A new paper from the IMPRESS 2 Project has been published in Applied Spectroscopy. The thermal boundary layer effects on line-of-sight TDLAS gas concentration measurements by Zhechao Qu, Olav Werhahn and Volker Ebert of project partner PTB (Physikalisch-Technische Bundesanstalt) is now available from Applied Spectroscopy and also over on our Documents and publications page.

 

Abstract

The effects of thermal boundary layers on TDLAS measurement results must be quantified when using the line-of-sight (LOS) tunable diode laser absorption spectroscopy (TDLAS) under heterogeneous conditions. In this paper, a new methodology based on spectral simulation is presented quantifying the LOS TDLAS measurement deviation under heterogenous conditions with thermal boundary layers. The effects of different temperature gradients and thermal boundary layer thickness on spectral collisional widths and gas concentration measurements are quantified.
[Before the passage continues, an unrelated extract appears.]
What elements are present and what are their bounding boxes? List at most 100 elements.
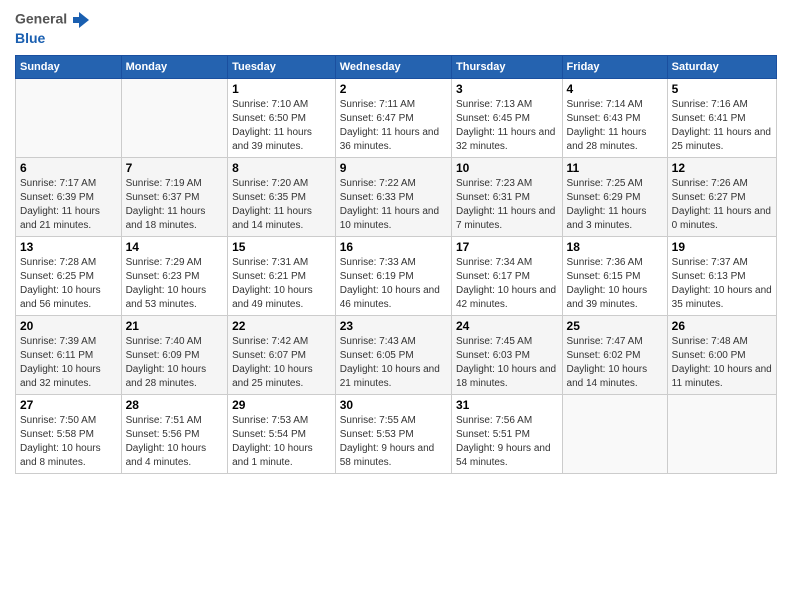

A CO2 TDLAS spectrometer, which has two gas cells to generate the temperature heterogeneity, was employed to validate the simulation results. The measured deviations and collisional widths are in very good agreement with the simulated results for different temperature heterogenous conditions. We demonstrate quantification of thermal boundary layers’ thickness with proposed method by extracting the collisional width from the path-integrated spectrum.